Watching these this weekend. Thanks for the (somewhat depressing) preview.

February 14, 2017 | Unregistered CommenterSan FranCinema

i love love love this angle for a ranking. I'm going to watch all of these this week.

February 14, 2017 | Unregistered CommenterNATHANIEL R

Lol I love this ranking but it makes one wonder if that's all they ever respond to in this category. Every once in a while, we'll get a weirdo character piece.

Year after year tho, it's bleak af.

February 14, 2017 | Unregistered CommenterMark The First

So your SHOULD WIN picks are for the two most depressing? Is this category about punishment, then?!

Thanks for sharing the online links - it feels like the first time a majority of these nominees are easily available to watch in Sydney before the Oscars so I will try to get to them this week.

February 14, 2017 | Unregistered CommenterSteve G

Thanks for this Glenn... will definitely catch up on some of these given they are so accessible. I was considering seeing them at the theater but they split the doc shorts into 2 programs making it a bit costly.

February 14, 2017 | Unregistered CommenterDrG

Don't watch them all in one week Nathaniel! You will be so depressed that you won't be able to function! I have only seen The White Helmets. That was two weeks ago. I am still recovering!

February 14, 2017 | Unregistered CommenterEz

I've actually seen all these! And Joe's Violin was excellent. It deserves to win. Of the 3 refugee films, I think I liked White Helmets the best, but they were all good (4.1 Miles was heartbreaking but a little formless as a piece of cinema). Extremis was well-made but can't compete with the rest.

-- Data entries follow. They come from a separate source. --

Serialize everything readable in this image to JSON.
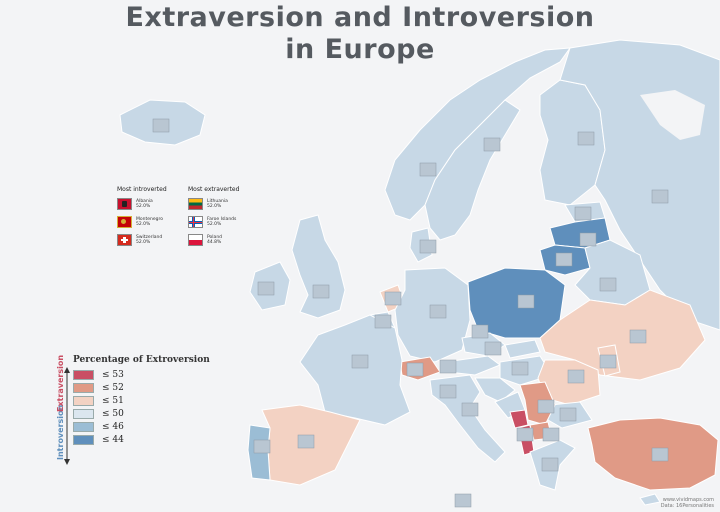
{
  "title_line1": "Extraversion and Introversion",
  "title_line2": "in Europe",
  "callouts": {
    "introverted": {
      "title": "Most introverted",
      "items": [
        {
          "name": "Albania",
          "value": "52.0%"
        },
        {
          "name": "Montenegro",
          "value": "52.0%"
        },
        {
          "name": "Switzerland",
          "value": "52.0%"
        }
      ]
    },
    "extraverted": {
      "title": "Most extraverted",
      "items": [
        {
          "name": "Lithuania",
          "value": "52.0%"
        },
        {
          "name": "Faroe Islands",
          "value": "52.0%"
        },
        {
          "name": "Poland",
          "value": "44.8%"
        }
      ]
    }
  },
  "legend": {
    "title": "Percentage of Extroversion",
    "axis_low": "Introversion",
    "axis_high": "Extraversion",
    "items": [
      {
        "label": "≤ 53",
        "color": "#c94f64"
      },
      {
        "label": "≤ 52",
        "color": "#e09a86"
      },
      {
        "label": "≤ 51",
        "color": "#f3d2c3"
      },
      {
        "label": "≤ 50",
        "color": "#dbe6ef"
      },
      {
        "label": "≤ 46",
        "color": "#9bbdd5"
      },
      {
        "label": "≤ 44",
        "color": "#5f8fbc"
      }
    ]
  },
  "colors": {
    "sea": "#f3f4f6",
    "land_default": "#c7d8e6",
    "border": "#ffffff",
    "title": "#555a60",
    "extraversion_text": "#c94f64",
    "introversion_text": "#5f8fbc"
  },
  "credit_line1": "www.vividmaps.com",
  "credit_line2": "Data: 16Personalities"
}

February 14, 2017 | Unregistered CommenterParanoid Android

I have seen all of these now but for Watani and I could see any of them winning. I personally thought Joe's Violin and White Helmets were the best ones, though. Extremis was great in some ways but it felt somehow incomplete to me. My least favorite was 4.1 miles. It enraged me (which i think is part of the point obviously) but I also had so many questions...i guess that's often the problem with shorts. you're left wanting to know more.

February 14, 2017 | Unregistered CommenterNATHANIEL R

I maintain that four of these being so easily available to view is the reason they got nominated. Only FRAME 394 was available to view online before the nominations and didn't make it to the final five (it also wasn't very good).

I think my issue with Joe's Violin is that there's so many interesting tangents to that story, and I'm not exactly sure the one the filmmakers went with is the most interesting? It's definitely charming though and, at least unlike the others, it wasn't exactly sad (well, not in a bad way, anyway). I welled up for sure.

DrG, I love that they release them in cinemas, but the way they do it seems a bit confusing to me. Why aren't all the docs together? Sure, it might add up to three hours, but then you end up handing over money to see two short films. Maybe a single ticket stub should get you into all the doc sessions? I dunno. I guess it maximises their profit, though. And it's been so great to see these compilations make money every year when people say nobody cares about them and should be booted from the telecast.

February 14, 2017 | Unregistered CommenterGlenn Dunks

Glenn, thanks for the hard work on this article. Smart way to organize. When you watch the doc shorts, it's always a question of whether or not they're voting for the story or the filmmaking. I found White Helmets very effective and moving of course, but then the economy and focus of Extremis is perhaps better? Such devotion to filmmaking across the board. These are people on the front lines in a very moving way.